The following is an excerpt from OpinionJournal’s “Best of the Web” at WSJ written by the editor, James Taranto.
Make That 6
- “Don’t Want NSA to Spy on Your Email? 5 Things You Can Do”—headline, Associated Press, March 16
- “Bill Clinton Doesn’t Use Email”—headline, American Spectator website, March 11
Contempt of Court
Remember when Barack Obama was president-elect and his enthusiasts made him out to be Lincoln, FDR, JFK and Reagan all rolled into one? Well, the good old days are back, in a manner of speaking, thanks to William Baude, a law professor at the University of Chicago. In an op-ed for the New York Times, Baude declares that “ President Obama could . . . take a page from President Lincoln”:
In his first inaugural address, Lincoln discussed a recent Supreme Court decision about slavery. He forswore “any assault upon the court,” but stressed that “the policy of the Government upon vital questions affecting the whole people” ought not be “irrevocably fixed” by a single suit brought by only a few. He said that Supreme Court opinions were thus “entitled to very high respect and consideration in all parallel cases” but were ultimately limited to “the parties to a suit as to the object of that suit.” If the Obama administration thinks the stakes are high enough, it can take the same path.
So what is it that Baude considers to be today’s equivalent of slavery? The Patient Protection and Affordable Care Act of 2010.
You might have been under the impression that likening ObamaCare to slavery was a Tea Party trope, but it seems that King v.

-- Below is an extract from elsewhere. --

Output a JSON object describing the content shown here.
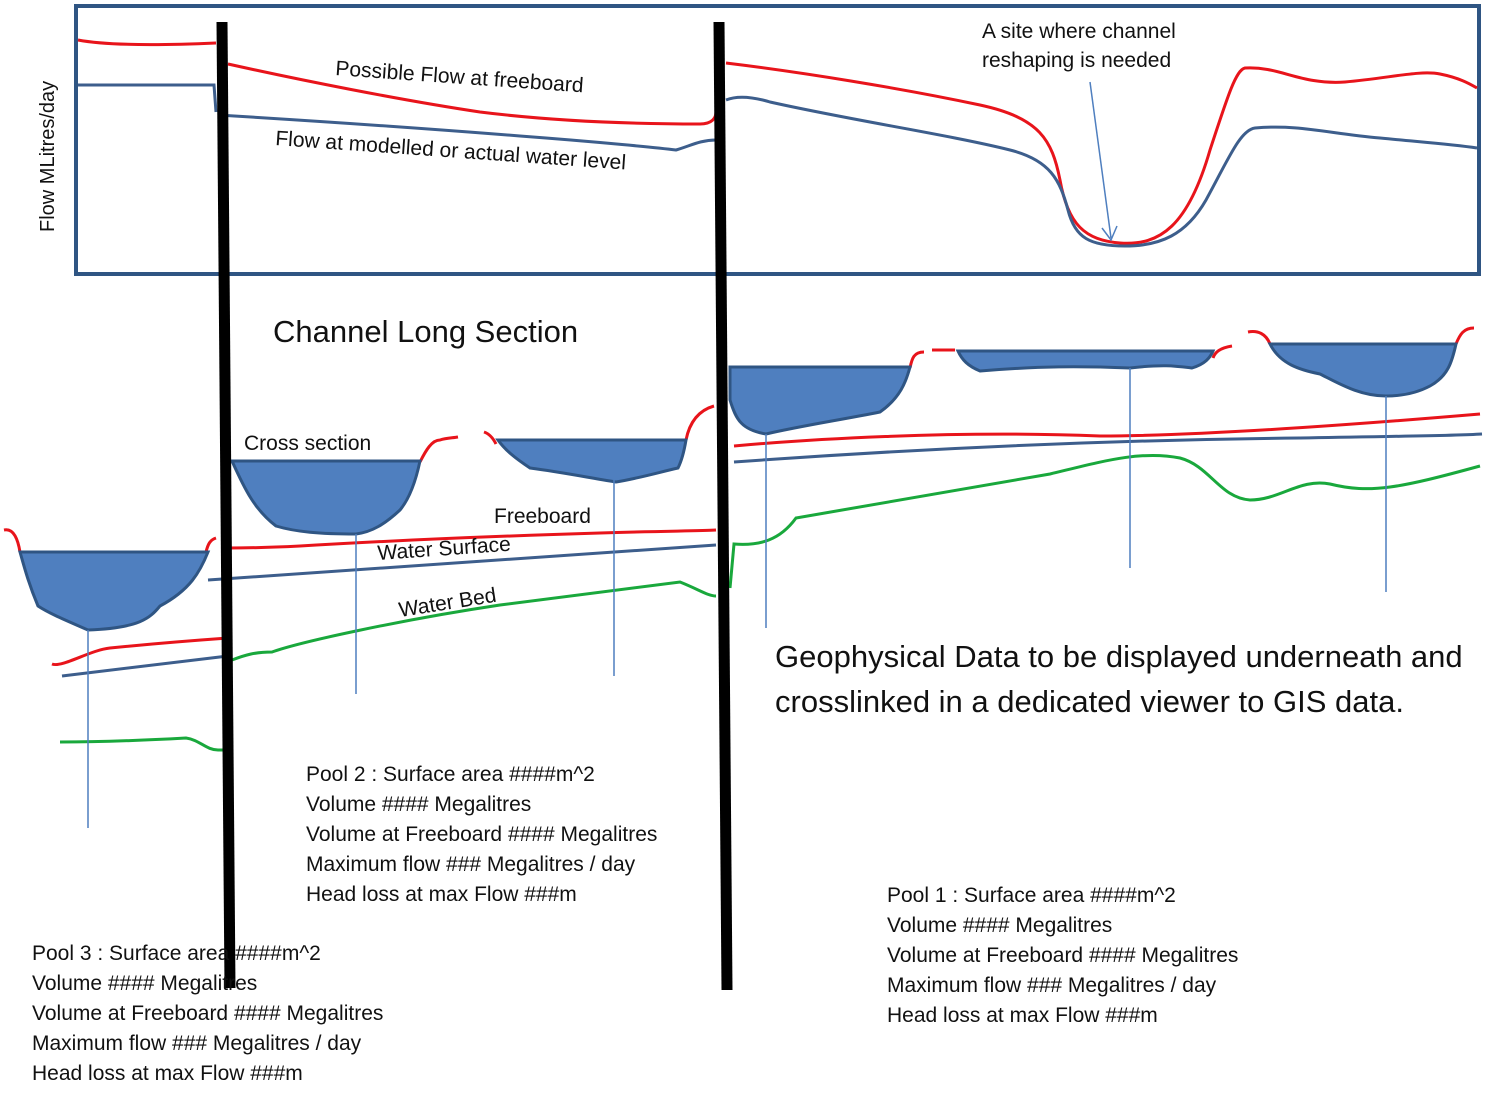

Burwell, a case now pending at the high court, has turned the tables, or at least one table in Woodlawn. Baude, an ObamaCare supporter, is making the case for an equivalency between slavery and the ACA—specifically, the act’s provision limiting insurance subsidies to those taxpayers who purchase policies “through an Exchange established by the State.”
If the justices strike down the Internal Revenue Service’s decree to the effect that “established by the State” means “established by the State or not—either way,” Baude thinks Obama should take the same approach Lincoln did to Dred Scott: ignore the decision, except as it applies to the specific plaintiffs. The effect would be that those four individuals would be exempt from the ObamaCare tax on lacking medical insurance, but the IRS would continue doling out illegal subsidies and enforcing the mandate tax against everyone else.

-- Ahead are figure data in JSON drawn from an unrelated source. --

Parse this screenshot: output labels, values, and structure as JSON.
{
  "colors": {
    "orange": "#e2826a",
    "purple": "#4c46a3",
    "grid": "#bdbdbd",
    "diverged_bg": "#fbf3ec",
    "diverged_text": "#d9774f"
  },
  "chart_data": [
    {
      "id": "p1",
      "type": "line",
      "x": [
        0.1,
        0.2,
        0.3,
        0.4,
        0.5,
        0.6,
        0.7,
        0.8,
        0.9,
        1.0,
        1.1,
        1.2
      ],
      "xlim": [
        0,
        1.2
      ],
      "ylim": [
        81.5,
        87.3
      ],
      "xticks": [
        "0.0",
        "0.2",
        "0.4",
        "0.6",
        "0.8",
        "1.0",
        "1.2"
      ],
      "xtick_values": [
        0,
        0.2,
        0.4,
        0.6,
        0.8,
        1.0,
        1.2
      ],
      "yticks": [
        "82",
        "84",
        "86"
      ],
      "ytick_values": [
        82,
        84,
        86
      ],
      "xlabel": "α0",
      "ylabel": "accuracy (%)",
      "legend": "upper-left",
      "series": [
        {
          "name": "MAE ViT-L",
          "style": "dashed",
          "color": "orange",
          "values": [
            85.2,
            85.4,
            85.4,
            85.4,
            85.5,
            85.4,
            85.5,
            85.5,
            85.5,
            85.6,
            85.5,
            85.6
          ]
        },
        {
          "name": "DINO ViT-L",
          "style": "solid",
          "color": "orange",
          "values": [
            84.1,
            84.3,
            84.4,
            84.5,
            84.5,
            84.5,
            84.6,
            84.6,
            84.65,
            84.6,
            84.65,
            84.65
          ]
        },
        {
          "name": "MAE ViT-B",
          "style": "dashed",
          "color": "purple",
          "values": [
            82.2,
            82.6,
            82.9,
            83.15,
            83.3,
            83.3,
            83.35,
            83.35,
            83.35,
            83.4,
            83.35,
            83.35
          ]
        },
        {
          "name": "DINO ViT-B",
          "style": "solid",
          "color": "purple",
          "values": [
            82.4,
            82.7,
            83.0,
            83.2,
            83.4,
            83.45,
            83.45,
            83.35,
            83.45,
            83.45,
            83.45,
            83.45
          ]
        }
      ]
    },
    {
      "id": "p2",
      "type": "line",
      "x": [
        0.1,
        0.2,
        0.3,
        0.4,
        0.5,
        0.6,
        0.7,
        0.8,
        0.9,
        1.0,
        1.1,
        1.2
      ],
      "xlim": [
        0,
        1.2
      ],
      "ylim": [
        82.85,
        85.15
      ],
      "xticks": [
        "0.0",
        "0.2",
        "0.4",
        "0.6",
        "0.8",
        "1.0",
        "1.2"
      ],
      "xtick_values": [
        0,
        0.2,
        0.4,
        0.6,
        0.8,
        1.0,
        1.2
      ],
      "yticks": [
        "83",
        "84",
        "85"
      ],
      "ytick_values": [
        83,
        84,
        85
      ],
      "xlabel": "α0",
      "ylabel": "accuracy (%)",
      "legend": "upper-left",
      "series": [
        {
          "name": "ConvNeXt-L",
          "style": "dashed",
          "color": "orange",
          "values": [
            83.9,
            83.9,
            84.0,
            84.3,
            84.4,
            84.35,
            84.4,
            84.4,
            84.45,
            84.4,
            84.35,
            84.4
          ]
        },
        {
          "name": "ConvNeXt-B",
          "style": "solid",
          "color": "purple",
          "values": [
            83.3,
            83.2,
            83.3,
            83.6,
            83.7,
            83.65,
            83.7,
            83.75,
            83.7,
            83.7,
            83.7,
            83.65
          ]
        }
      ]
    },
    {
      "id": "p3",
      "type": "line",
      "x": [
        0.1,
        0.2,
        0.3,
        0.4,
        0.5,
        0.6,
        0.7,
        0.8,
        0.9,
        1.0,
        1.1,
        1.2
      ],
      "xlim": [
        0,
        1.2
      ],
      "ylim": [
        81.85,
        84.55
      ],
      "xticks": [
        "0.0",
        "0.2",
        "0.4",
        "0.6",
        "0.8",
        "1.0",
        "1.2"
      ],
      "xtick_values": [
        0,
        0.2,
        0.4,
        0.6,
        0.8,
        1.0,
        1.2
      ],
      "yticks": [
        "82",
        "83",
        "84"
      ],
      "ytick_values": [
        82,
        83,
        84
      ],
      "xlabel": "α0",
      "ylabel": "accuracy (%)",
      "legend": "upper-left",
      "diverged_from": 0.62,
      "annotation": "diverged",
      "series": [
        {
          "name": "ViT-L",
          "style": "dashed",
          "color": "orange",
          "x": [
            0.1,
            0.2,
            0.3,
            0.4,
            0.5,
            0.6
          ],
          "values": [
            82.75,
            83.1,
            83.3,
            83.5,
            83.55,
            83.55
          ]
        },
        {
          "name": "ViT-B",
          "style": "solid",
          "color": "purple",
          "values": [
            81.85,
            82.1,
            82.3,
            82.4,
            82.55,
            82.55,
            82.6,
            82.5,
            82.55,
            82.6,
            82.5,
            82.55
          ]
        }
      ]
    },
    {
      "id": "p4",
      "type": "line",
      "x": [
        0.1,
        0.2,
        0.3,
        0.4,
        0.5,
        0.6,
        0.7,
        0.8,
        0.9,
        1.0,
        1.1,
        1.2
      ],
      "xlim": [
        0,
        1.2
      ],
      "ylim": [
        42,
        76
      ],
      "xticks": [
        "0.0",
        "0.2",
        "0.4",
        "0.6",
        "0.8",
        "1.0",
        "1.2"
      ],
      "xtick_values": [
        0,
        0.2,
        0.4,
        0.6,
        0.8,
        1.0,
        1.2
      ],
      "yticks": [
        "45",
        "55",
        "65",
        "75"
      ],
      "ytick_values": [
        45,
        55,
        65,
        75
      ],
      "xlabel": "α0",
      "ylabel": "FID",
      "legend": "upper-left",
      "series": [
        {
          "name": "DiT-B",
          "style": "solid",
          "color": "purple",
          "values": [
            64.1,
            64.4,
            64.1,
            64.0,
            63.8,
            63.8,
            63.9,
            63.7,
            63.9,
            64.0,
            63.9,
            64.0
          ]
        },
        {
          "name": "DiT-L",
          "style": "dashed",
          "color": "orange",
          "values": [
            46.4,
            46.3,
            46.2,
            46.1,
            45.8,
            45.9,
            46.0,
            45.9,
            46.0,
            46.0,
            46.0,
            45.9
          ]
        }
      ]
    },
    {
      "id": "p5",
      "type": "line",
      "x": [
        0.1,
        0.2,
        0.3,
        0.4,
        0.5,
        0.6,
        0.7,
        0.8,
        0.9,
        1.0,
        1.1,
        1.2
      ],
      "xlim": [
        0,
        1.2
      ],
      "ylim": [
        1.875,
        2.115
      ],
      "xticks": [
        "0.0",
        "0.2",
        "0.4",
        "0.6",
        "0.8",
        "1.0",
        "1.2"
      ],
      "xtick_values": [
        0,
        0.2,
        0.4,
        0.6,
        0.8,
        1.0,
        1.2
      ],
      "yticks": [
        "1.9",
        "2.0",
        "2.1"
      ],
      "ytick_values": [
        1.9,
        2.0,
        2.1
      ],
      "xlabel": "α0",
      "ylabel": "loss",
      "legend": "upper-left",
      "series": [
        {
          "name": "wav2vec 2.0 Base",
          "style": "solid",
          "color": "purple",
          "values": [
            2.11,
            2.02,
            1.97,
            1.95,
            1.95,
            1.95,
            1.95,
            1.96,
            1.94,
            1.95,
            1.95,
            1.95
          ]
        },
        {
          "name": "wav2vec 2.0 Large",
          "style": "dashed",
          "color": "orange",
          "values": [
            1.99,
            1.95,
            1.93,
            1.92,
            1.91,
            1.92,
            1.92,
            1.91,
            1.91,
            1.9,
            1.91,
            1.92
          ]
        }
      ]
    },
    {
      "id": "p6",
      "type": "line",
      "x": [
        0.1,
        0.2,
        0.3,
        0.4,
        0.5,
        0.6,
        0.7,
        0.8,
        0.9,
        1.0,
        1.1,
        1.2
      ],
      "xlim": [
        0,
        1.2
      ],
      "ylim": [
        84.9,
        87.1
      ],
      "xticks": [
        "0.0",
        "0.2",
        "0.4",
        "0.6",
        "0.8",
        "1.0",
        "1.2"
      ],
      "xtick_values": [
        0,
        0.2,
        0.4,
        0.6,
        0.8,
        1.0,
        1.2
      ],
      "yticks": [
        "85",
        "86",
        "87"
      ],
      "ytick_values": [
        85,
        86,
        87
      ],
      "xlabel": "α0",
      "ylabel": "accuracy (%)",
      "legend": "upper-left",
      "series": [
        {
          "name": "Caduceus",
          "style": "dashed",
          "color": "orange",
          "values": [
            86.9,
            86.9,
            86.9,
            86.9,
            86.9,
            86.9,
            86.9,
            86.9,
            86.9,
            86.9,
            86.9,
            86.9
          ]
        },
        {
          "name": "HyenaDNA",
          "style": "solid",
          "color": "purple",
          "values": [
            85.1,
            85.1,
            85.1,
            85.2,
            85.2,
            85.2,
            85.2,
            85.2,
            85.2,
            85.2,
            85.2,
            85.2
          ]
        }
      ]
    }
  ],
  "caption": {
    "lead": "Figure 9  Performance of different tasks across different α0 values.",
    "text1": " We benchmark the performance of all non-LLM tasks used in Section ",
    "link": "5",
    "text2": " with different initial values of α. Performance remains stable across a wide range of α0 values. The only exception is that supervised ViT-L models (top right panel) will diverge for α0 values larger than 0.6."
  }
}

Baude argues that “the real obstacle” to his lawless “contingency plan” is “political.” It “forces the president to spend substantial political capital.” No kidding—and that underscores just how far out the Lincoln analogy is. If the ACA is enough like slavery to justify defying the Supreme Court, does it also justify a civil war?
Let us note there is no indication the administration is contemplating the Baude solution. The op-ed itself quotes Health and Human Services Secretary Sylvia Burwell, the named appellee in the case, as saying in a letter last month to Congress: “We know of no administrative actions that could, and therefore we have no plans that would, undo the massive damage to our health care system that would be caused by an adverse decision.”
That could be a bluff designed to scare either the court into siding with the administration or Congress into enacting remedial legislation acceptable to Obama. But even if the administration has no idea what to do if King goes against it, Baude hopes to give it an idea. His idea constitutes an outrageous power grab, but at this point is anyone certain Obama would view that as a drawback instead of an advantage? This is, after all, the president who personally (and inaccurately) upbraided the justices during a State of the Union address for a decision he found ideologically uncongenial.
Still, disrespect for the judiciary is one thing; open defiance is a considerably more radical step. If the president’s men are seriously considering Baude’s advice, they might want to consider that the precedent would weaken if not destroy the authority of high court decisions that the left does find congenial.
Also this term—quite possibly on the same day as the King case is decided—the court will issue a ruling that will likely hold there is a constitutional right for same-sex couples to marry. The administration presumably will expect the states to accept this as binding law and modify their policies accordingly. Or, to take a case decided years ago, Planned Parenthood v. Casey (1992) won’t mean very much if states decide to act as if the right to abortion belongs only to women who sue.